Ted Woodward
- Full name: John Edward Woodward
- Born: 17 April 1931 Wycombe, Bucks, England
- Died: 16 January 2017 (aged 85) Harefield, London, England
- Height: 6 ft 1 in (185 cm)
- Weight: 15 st (210 lb; 95 kg)
- School: Royal Grammar School
- Notable relative: Ron Syrett (brother-in-law)
- Occupation: Butcher

Rugby union career
- Position: Wing

International career
- Years: Team / Apps / (Points)
- 1952–56: England / 15 / (21)

= Ted Woodward (rugby union) =

England international rugby union player

John Edward Woodward (17 April 1931 – 16 January 2017) was an English international rugby union player.

==Early life==
Raised in Lane End, Buckinghamshire, Woodward was the son of a butcher and picked up rugby during his time at Royal Grammar School, High Wycombe, having previously been an England schools representative footballer.

==Rugby career==
Woodward, at 6 ft 1 in and 15 st, was significantly larger than most wing three-quarters of his day and still possessed enough pace to be a schoolboy sprint champion.

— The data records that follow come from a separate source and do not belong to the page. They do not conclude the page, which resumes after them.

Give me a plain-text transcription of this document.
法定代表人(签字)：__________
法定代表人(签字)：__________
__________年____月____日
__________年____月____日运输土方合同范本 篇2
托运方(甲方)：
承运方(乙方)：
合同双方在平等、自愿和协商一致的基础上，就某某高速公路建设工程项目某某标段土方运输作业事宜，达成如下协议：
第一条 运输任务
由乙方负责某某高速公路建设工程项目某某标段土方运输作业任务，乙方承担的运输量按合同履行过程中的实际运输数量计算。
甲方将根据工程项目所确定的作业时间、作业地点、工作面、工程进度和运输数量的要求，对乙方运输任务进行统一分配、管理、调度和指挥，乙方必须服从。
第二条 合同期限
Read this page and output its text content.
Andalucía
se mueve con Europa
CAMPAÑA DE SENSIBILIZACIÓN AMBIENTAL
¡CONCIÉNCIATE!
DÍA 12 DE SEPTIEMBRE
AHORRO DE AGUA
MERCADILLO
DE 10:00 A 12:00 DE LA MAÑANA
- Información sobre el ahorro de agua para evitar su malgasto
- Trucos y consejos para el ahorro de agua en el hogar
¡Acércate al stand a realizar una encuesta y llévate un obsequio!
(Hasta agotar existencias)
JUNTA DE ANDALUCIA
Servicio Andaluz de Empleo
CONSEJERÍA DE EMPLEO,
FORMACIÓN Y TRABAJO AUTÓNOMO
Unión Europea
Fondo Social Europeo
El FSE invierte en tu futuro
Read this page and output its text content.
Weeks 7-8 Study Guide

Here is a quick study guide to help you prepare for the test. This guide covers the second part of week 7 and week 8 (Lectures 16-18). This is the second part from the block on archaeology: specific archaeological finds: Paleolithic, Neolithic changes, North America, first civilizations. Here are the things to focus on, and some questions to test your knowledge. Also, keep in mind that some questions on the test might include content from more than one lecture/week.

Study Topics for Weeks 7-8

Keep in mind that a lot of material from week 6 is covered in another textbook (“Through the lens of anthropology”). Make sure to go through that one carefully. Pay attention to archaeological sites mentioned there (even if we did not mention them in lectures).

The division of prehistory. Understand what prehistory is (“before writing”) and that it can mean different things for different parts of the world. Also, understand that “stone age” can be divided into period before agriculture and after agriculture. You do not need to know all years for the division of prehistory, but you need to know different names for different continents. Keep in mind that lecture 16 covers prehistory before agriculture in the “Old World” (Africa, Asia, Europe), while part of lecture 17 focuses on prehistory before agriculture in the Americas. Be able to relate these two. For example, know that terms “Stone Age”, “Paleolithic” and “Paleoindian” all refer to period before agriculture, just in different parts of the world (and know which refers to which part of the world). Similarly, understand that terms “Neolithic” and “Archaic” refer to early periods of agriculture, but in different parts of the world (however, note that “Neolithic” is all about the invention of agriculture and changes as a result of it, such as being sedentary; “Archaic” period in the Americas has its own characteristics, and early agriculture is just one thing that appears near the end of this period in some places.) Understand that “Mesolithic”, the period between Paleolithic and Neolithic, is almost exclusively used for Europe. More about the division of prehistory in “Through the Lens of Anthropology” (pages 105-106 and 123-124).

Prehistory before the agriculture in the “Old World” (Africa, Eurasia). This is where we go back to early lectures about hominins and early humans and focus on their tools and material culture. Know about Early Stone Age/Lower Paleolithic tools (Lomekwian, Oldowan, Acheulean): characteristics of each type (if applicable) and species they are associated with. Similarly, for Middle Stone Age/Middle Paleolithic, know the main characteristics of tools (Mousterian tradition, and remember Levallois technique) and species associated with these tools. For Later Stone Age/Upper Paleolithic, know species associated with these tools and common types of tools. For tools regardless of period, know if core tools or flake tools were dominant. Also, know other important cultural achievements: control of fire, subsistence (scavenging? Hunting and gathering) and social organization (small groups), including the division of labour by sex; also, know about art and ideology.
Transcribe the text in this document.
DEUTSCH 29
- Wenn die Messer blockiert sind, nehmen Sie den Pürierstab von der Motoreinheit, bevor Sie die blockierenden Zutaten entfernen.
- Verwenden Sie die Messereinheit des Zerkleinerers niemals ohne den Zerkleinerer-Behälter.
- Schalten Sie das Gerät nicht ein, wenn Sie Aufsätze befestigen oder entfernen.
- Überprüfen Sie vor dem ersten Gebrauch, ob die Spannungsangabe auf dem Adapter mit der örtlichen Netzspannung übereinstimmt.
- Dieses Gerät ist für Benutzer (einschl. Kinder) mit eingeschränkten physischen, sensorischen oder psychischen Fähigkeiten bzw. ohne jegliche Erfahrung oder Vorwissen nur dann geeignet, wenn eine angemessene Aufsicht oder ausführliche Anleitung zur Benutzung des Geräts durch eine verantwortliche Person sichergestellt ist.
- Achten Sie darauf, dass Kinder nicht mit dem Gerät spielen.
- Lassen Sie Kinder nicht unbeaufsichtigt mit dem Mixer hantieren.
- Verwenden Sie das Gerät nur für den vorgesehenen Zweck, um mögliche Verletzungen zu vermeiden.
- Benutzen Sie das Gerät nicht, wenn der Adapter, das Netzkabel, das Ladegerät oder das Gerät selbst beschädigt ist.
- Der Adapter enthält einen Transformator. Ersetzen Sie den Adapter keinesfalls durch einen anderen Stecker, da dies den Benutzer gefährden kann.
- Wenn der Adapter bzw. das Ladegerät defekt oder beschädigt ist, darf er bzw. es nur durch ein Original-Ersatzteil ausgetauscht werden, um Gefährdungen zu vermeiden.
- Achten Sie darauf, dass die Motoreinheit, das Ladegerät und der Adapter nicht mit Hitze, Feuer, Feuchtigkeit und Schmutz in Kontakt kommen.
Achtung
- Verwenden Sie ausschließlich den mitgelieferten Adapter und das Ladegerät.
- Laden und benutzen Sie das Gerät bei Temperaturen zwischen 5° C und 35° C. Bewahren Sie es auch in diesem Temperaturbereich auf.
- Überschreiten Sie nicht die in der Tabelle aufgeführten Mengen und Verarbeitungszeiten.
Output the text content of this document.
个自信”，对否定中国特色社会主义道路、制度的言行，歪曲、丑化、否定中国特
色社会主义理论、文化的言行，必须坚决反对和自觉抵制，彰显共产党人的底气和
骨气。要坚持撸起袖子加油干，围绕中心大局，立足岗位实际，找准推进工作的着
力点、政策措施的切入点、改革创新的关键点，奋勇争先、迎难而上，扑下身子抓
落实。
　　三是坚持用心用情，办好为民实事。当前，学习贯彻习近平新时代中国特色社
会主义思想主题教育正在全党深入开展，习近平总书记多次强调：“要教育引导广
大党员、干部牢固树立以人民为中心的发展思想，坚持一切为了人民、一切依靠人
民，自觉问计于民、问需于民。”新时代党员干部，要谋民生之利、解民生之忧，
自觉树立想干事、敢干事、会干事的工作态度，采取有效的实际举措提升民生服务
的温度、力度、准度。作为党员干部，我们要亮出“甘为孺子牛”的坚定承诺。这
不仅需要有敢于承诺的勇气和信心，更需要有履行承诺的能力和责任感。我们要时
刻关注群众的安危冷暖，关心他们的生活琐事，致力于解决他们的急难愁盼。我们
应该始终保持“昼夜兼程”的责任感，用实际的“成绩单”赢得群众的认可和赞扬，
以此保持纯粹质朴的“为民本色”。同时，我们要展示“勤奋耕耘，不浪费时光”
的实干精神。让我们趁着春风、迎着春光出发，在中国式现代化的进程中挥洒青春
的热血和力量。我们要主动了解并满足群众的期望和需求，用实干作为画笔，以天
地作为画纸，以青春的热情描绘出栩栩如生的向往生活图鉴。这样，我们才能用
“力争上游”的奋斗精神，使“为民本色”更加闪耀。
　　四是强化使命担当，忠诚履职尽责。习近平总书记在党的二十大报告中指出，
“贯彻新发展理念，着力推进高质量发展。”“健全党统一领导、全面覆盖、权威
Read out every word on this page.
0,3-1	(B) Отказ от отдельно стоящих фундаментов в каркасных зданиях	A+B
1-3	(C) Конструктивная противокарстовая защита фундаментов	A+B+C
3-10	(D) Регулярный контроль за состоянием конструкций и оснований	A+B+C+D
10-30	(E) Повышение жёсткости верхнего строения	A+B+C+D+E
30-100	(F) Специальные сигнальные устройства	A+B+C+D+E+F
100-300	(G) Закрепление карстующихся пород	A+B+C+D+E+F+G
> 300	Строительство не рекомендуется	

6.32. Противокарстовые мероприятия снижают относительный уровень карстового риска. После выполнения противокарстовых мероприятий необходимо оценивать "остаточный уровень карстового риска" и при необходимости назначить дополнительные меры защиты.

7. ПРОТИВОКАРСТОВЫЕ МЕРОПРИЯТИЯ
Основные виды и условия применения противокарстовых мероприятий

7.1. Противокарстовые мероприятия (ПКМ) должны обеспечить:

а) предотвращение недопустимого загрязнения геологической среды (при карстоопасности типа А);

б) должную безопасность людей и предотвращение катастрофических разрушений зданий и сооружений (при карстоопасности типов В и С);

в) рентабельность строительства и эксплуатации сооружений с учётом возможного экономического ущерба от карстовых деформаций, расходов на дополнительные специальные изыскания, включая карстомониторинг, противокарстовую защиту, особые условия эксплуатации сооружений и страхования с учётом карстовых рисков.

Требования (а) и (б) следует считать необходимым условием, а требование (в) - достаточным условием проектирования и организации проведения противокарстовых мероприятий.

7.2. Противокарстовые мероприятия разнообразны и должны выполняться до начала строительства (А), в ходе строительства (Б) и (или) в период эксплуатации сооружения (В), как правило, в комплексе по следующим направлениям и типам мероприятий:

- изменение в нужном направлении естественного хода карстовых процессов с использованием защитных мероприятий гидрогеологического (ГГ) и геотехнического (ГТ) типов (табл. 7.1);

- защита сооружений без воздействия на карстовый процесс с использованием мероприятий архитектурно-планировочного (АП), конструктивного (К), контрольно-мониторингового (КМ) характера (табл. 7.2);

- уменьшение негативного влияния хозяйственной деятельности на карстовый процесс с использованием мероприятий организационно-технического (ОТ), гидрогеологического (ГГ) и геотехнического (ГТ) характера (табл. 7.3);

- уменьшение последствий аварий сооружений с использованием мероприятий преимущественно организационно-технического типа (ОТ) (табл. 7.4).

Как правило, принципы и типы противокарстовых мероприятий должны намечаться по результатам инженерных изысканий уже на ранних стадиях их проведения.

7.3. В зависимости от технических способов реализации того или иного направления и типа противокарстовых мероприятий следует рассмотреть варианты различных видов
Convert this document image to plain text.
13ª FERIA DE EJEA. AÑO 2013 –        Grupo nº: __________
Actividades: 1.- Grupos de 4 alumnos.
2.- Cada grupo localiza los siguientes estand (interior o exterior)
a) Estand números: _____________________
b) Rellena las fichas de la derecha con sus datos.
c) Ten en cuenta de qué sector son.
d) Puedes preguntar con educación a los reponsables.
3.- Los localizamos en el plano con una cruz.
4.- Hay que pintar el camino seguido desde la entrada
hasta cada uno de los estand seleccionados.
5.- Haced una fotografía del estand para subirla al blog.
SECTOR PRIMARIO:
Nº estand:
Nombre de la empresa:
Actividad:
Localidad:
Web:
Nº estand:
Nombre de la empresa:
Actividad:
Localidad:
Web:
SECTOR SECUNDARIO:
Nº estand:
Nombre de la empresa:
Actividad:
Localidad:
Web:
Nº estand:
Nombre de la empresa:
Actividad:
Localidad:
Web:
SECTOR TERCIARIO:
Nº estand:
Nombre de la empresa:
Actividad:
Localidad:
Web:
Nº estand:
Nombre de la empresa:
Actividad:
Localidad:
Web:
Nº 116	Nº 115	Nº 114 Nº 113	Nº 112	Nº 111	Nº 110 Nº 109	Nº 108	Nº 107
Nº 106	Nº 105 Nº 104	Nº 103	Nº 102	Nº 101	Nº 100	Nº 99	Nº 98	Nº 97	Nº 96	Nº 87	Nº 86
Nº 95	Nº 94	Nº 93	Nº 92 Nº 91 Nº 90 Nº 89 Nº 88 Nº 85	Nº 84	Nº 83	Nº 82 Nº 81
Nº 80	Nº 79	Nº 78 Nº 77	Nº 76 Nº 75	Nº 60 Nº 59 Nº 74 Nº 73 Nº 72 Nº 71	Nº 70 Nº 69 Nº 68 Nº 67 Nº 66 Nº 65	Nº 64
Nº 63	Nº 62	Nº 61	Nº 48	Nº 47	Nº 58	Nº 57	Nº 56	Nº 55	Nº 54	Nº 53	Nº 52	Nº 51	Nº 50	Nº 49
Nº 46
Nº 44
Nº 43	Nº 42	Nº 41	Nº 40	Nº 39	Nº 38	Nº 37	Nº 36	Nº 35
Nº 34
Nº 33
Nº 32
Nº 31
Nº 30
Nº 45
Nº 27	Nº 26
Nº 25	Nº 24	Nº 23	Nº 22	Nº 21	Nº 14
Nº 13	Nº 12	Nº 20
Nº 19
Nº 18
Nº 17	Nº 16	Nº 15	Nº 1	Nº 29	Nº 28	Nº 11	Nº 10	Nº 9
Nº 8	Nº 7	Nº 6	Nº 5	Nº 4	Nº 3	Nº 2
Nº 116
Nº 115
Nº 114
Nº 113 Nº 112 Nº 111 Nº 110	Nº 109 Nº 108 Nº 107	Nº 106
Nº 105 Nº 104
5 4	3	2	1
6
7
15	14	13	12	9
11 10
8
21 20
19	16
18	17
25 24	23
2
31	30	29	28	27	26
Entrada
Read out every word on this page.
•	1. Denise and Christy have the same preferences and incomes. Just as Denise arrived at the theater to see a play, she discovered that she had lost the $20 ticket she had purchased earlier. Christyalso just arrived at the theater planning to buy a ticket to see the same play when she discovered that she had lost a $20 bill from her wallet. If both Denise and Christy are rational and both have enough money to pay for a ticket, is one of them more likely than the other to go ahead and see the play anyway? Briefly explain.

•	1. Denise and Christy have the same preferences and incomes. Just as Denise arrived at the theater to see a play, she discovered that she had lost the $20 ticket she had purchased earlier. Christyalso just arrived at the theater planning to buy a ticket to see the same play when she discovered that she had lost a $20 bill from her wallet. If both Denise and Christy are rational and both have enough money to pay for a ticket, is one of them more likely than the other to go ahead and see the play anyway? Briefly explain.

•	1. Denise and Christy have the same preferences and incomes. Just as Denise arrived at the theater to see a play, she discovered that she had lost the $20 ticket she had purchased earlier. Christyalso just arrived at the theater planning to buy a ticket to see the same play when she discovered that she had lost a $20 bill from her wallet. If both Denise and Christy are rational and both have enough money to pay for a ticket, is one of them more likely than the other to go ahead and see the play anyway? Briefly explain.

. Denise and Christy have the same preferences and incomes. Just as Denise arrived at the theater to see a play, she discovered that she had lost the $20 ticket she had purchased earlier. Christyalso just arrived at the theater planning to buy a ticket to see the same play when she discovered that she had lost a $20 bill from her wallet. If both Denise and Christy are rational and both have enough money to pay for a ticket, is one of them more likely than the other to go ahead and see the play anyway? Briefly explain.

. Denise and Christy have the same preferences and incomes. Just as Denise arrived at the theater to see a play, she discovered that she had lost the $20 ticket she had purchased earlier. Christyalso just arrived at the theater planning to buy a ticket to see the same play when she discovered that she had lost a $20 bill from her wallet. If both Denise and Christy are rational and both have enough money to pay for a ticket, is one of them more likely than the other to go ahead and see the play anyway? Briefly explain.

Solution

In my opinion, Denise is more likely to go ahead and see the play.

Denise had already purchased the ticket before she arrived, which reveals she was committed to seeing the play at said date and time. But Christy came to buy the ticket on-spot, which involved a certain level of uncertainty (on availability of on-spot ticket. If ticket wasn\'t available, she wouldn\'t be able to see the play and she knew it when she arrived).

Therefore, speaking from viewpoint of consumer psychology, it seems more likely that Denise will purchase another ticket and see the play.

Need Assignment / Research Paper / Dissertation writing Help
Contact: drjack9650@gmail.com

He played his rugby with Wasps and as a teenager scored a hat-trick of tries to hand them victory in the 1948 Middlesex Sevens final against Harlequins. From 1952 to 1956, Woodward gained 15 England caps, debuting as a 20-year-old. He scored six tries for England, including two in their unbeaten 1953 Five Nations-winning campaign.

==Personal life==
Woodward was the brother-in-law of England flanker Ron Syrett, through his sister Jean.